As the token young(ish) person in my family, I was always assumed to be the only person in the house who could fix a computer. If a relative’s computer crashed, I was called in to fix it; if someone’s pictures needed transferring, I was called in to copy the files; if the printer was jammed, I would be one who pulled out the paper and cleared the queue. It became a self-fulfilling expectation that had nothing to do with age and everything to do with knowledge. And as I fixed all of these things, I realized there is a particular joy to finding out all the data that disappeared during a crash is actually recoverable, if you only know how to do it. I also realized it let me into a unique club. Fixing was the one thing that only I could do – everyone else knew how to use computers, but only I knew how to fix them.
In some ways, it was about mastery. I don’t like to be dependent on someone else to fix something that is both easy and fun to do. But it was also about creativity.
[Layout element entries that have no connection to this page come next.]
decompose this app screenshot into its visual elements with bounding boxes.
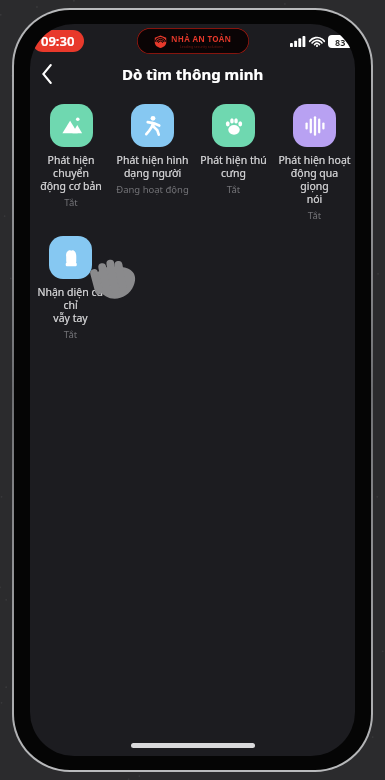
staticText: Nhận diện cử chỉ vẫy tay — [32, 285, 109, 325]
staticText: Tắt — [32, 196, 110, 209]
staticText: Tắt — [195, 183, 272, 196]
staticText: Leading security solutions — [180, 44, 223, 49]
staticText: Tắt — [32, 328, 109, 341]
staticText: Phát hiện thú cưng — [195, 153, 272, 180]
button[interactable]: Phát hiện hoạt động qua giọng nói — [274, 100, 355, 226]
staticText: Phát hiện hoạt động qua giọng nói — [276, 153, 353, 206]
staticText: Phát hiện hình dạng người — [114, 153, 191, 180]
staticText: 83 — [335, 36, 346, 48]
staticText: Đang hoạt động — [114, 183, 191, 196]
staticText: Dò tìm thông minh — [122, 64, 264, 84]
button[interactable]: Phát hiện hình dạng người — [112, 100, 193, 200]
staticText: Tắt — [276, 209, 353, 222]
staticText: 09:30 — [41, 32, 75, 50]
other: Nha An Toan logo — [137, 28, 249, 54]
button[interactable]: Phát hiện thú cưng — [193, 100, 274, 200]
button[interactable]: Back — [30, 58, 64, 90]
staticText: Phát hiện chuyển động cơ bản — [32, 153, 110, 193]
button[interactable]: Phát hiện chuyển động cơ bản — [30, 100, 112, 213]
staticText: NHÀ AN TOÀN — [171, 33, 232, 44]
button[interactable]: Nhận diện cử chỉ vẫy tay — [30, 232, 111, 345]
Knowing how to programme and create things using technology, instead of just passively using someone else’s work, taught me ownership and allowed me to be the architect of my own relationship with technology — for every new feature I loved in an unaffordable new phone, I knew it would only take a couple of lines of code to get the same feature in my older model.
I want this for my son and his generation, as well. I want him to be able to do more than just use technology; I want him to understand the how’s and why’s, too. So, I’ve focused on the wonders of technology with him. He’s a toddler, so this is easy, since they are naturally curious. I introduce more advanced concepts by explaining that the TV doesn’t work when there is no electricity and that some toys don’t run when there are no batteries. To inspire the kick of mastery and creativity I get when I fix a computer or write code, I’ve given him a bunch of toy nuts and bolts and a screwdriver, as well as a sewing-board, that is, a piece of firm cardboard with several holes punched in. I ask him to lace the holes together using shoelaces. Many times, after hours of play, he has run to me with it, shouting, “Mummy, dekho!” The excitement of building beats any game on a tablet.
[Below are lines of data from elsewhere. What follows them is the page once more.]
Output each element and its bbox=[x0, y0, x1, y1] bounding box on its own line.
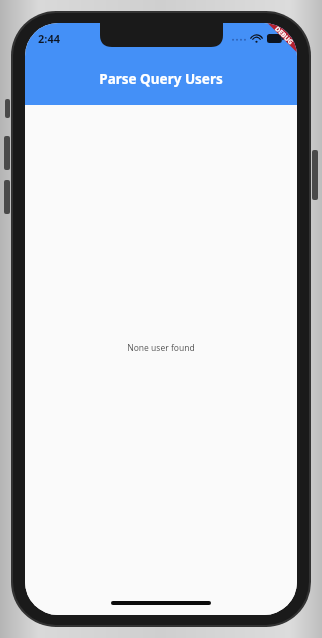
button[interactable]: Parse Query Users bbox=[25, 53, 297, 105]
staticText: Parse Query Users bbox=[99, 70, 223, 88]
staticText: None user found bbox=[127, 342, 195, 354]
other: Debug banner bbox=[253, 23, 297, 67]
staticText: 2:44 bbox=[38, 31, 60, 46]
staticText: DEBUG bbox=[273, 24, 296, 47]
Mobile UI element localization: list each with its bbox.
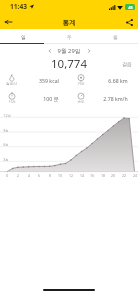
button[interactable]: 속도 <box>69 89 138 107</box>
staticText: 16 <box>89 173 95 178</box>
staticText: 시간 <box>8 100 16 105</box>
staticText: 10,774 <box>51 56 87 71</box>
staticText: 11:43 <box>10 2 27 11</box>
staticText: 6천 <box>3 143 9 147</box>
button[interactable]: Previous day <box>45 46 54 55</box>
staticText: 3천 <box>3 158 9 162</box>
staticText: 10 <box>57 173 63 178</box>
staticText: 주 <box>67 34 72 40</box>
staticText: 18 <box>100 173 106 178</box>
staticText: 8 <box>47 173 53 178</box>
button[interactable]: 주 <box>46 29 92 43</box>
staticText: 45 <box>128 5 133 10</box>
staticText: 6 <box>36 173 42 178</box>
button[interactable]: 월 <box>92 29 138 43</box>
staticText: 12 <box>68 173 74 178</box>
staticText: 6.68 km <box>108 77 128 84</box>
staticText: 1.2만 <box>3 114 11 118</box>
staticText: 속도 <box>77 100 85 105</box>
button[interactable]: Back <box>0 14 16 30</box>
staticText: 거리 <box>77 82 85 87</box>
button[interactable]: Share <box>121 14 137 30</box>
staticText: 통계 <box>62 19 76 27</box>
staticText: 칼로리 <box>6 82 17 87</box>
button[interactable]: 칼로리 <box>0 71 69 89</box>
staticText: 월 <box>113 34 118 40</box>
staticText: 걸음 <box>122 61 132 67</box>
staticText: 24 <box>132 173 138 178</box>
button[interactable]: 거리 <box>69 71 138 89</box>
staticText: 14 <box>79 173 85 178</box>
staticText: 4 <box>26 173 32 178</box>
staticText: 0 <box>4 173 10 178</box>
button[interactable]: 일 <box>0 29 46 43</box>
staticText: 20 <box>110 173 116 178</box>
staticText: 2 <box>15 173 21 178</box>
button[interactable]: 시간 <box>0 89 69 107</box>
staticText: 9천 <box>3 129 9 133</box>
staticText: 9월 29일 <box>57 47 81 55</box>
staticText: 100 분 <box>43 95 59 102</box>
staticText: 일 <box>21 34 26 40</box>
staticText: 22 <box>121 173 127 178</box>
button[interactable]: Next day <box>84 46 93 55</box>
staticText: 2.78 km/h <box>103 95 128 102</box>
staticText: 359 kcal <box>39 77 59 84</box>
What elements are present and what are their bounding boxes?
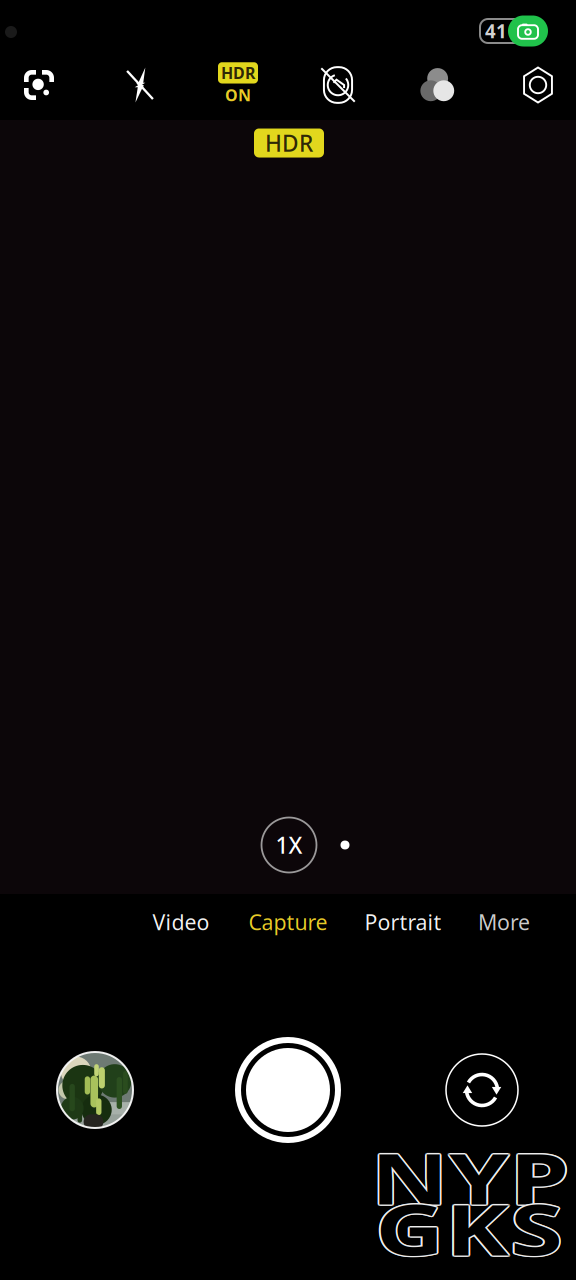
staticText: Video	[152, 908, 210, 936]
staticText: 41	[485, 19, 507, 43]
staticText: NYP	[396, 1131, 544, 1225]
staticText: Portrait	[364, 908, 442, 936]
staticText: GKS	[401, 1181, 540, 1275]
button[interactable]: Capture	[240, 898, 336, 946]
staticText: NYP	[395, 1130, 542, 1224]
staticText: Capture	[248, 908, 328, 936]
staticText: GKS	[400, 1180, 538, 1274]
staticText: NYP	[398, 1131, 544, 1225]
staticText: GKS	[398, 1181, 537, 1275]
staticText: GKS	[398, 1182, 538, 1276]
staticText: HDR	[265, 128, 313, 158]
staticText: GKS	[398, 1180, 538, 1274]
button[interactable]: Last photo	[43, 1038, 147, 1142]
staticText: 1X	[276, 830, 302, 860]
button[interactable]: HDR on	[198, 53, 278, 115]
button[interactable]: Switch camera	[430, 1038, 534, 1142]
button[interactable]: Portrait	[357, 898, 449, 946]
staticText: GKS	[400, 1182, 540, 1276]
staticText: HDR	[221, 62, 255, 84]
staticText: NYP	[396, 1131, 542, 1225]
staticText: ON	[225, 84, 251, 106]
staticText: NYP	[396, 1129, 544, 1222]
staticText: NYP	[396, 1129, 542, 1223]
staticText: More	[478, 908, 530, 936]
staticText: NYP	[396, 1130, 544, 1224]
staticText: NYP	[398, 1130, 545, 1224]
staticText: GKS	[400, 1181, 538, 1275]
staticText: NYP	[398, 1129, 544, 1223]
button[interactable]: Filters	[404, 54, 472, 116]
button[interactable]: Video	[141, 898, 221, 946]
button[interactable]: Settings	[504, 54, 572, 116]
staticText: GKS	[400, 1182, 538, 1276]
button[interactable]: Take photo	[229, 1031, 347, 1149]
button[interactable]: AI scene detection	[5, 54, 73, 116]
button[interactable]: More	[468, 898, 540, 946]
button[interactable]: Zoom 1X	[262, 818, 316, 872]
button[interactable]: Flash off	[106, 54, 174, 116]
button[interactable]: Zoom 2X	[325, 819, 365, 871]
staticText: GKS	[400, 1180, 540, 1274]
button[interactable]: Camera in use	[508, 16, 548, 46]
button[interactable]: Live photo off	[304, 54, 372, 116]
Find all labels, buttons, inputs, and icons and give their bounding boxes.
As he grows up, the trick will be to take away focus from the product and, instead, try to interest him in the process of technology. A friend recently asked me to help her son with this. The boy, she said, spent an “inordinate” amount of time downloading films. We ended up spending a very fun evening examining how torrents work through distributed networks and multiple pieces and people and how they are easy to replicate. He was genuinely thrilled. Turns out, he didn’t even watch the films, he just wanted to be the ‘super guy’ who could download any movie. Now, he was the superguy who could explain why these movies remain online, despite many efforts to limit or stop access and availability.
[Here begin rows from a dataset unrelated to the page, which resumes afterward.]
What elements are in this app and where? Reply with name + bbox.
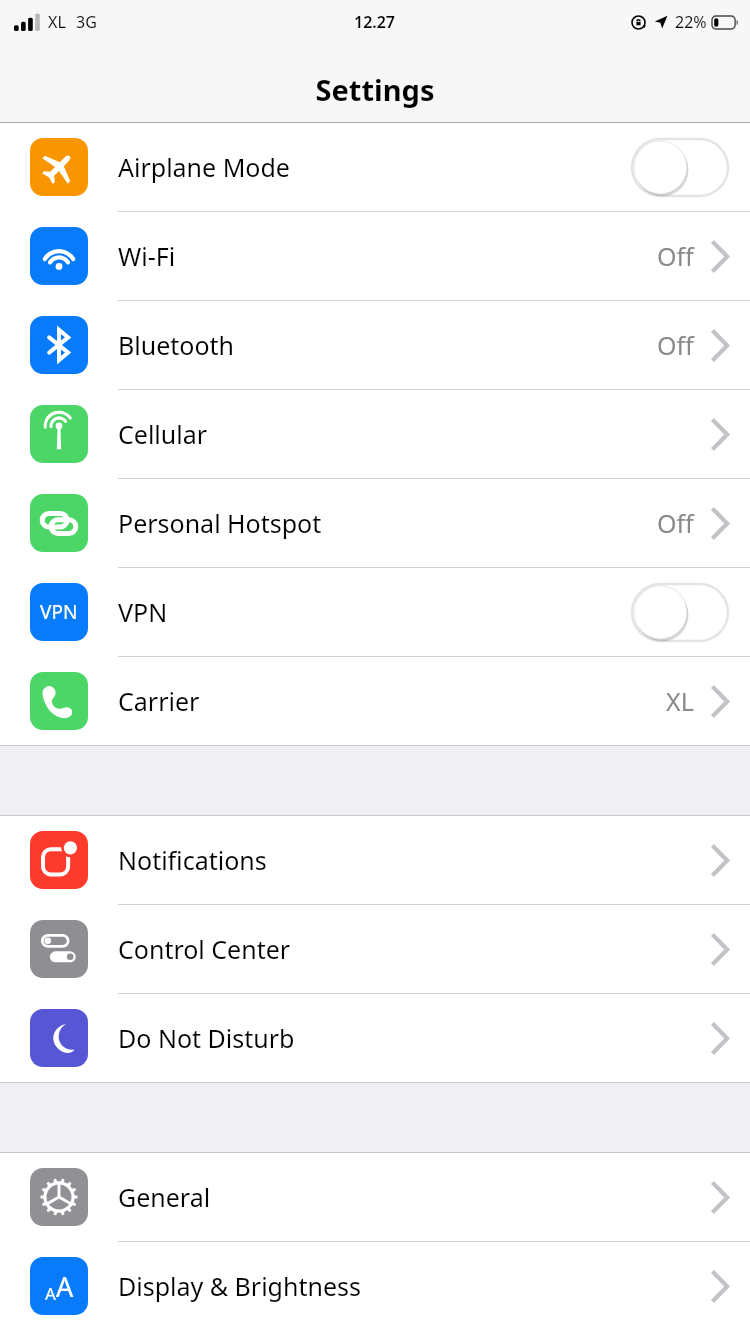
staticText: A	[45, 1282, 56, 1305]
button[interactable]: Cellular	[0, 390, 750, 479]
staticText: Carrier	[118, 684, 666, 718]
staticText: Settings	[0, 70, 750, 109]
staticText: Airplane Mode	[118, 150, 632, 184]
button[interactable]: Personal Hotspot	[0, 479, 750, 568]
staticText: 12.27	[354, 11, 396, 33]
staticText: XL	[666, 684, 694, 718]
staticText: VPN	[40, 599, 78, 625]
button[interactable]: Wi-Fi	[0, 212, 750, 301]
staticText: Wi-Fi	[118, 239, 657, 273]
staticText: XL	[48, 11, 66, 33]
staticText: Do Not Disturb	[118, 1021, 712, 1055]
button[interactable]: A	[0, 1242, 750, 1330]
staticText: Display & Brightness	[118, 1269, 712, 1303]
staticText: Off	[657, 328, 694, 362]
staticText: A	[56, 1268, 74, 1305]
staticText: Notifications	[118, 843, 712, 877]
staticText: General	[118, 1180, 712, 1214]
button[interactable]: Airplane Mode	[0, 123, 750, 212]
staticText: Personal Hotspot	[118, 506, 657, 540]
button[interactable]: General	[0, 1153, 750, 1242]
button[interactable]: VPN	[0, 568, 750, 657]
staticText: 3G	[76, 11, 97, 33]
button[interactable]: Carrier	[0, 657, 750, 745]
staticText: Control Center	[118, 932, 712, 966]
button[interactable]: Control Center	[0, 905, 750, 994]
staticText: Cellular	[118, 417, 712, 451]
staticText: VPN	[118, 595, 632, 629]
button[interactable]: Notifications	[0, 816, 750, 905]
button[interactable]: Do Not Disturb	[0, 994, 750, 1082]
staticText: Bluetooth	[118, 328, 657, 362]
button[interactable]: Bluetooth	[0, 301, 750, 390]
staticText: Off	[657, 506, 694, 540]
staticText: 22%	[675, 11, 707, 33]
staticText: Off	[657, 239, 694, 273]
I’ve got a long list of games and kits to share with my son as he grows – games and kits that require more than just tapping buttons on an iPhone, and, as a result, give more in return: LOGO, a programming language that will teach him the basics of coding and result in wonderful doodles; the Educational Solar Bot Kit, which is a kit to build exactly what it sounds like and will hopefully lure him away from a PS3 obsession. I’ll introduce him to Ardurino, an open-source electronic prototyping platform used by beginning and advanced engineers alike to create interactive electronic objects, and the Tech section on Instructables.
My son will learn how to use technology with or without my help, because it is the reality of the world he’ll grow up in. But I can help him understand it and develop the skills to solve large problems by breaking them down into a sequence of smaller, more manageable problems. It’s not because I want him to be an engineer. It’s because this approach (known as ‘computational thinking’) is important for any field you can think of today: engineering, economics, business, physics, the arts, history, and even music. I want him, like his mother, to know the joy of exploring and finding, the specialness of understanding and fixing, and the independence of mastering and creating.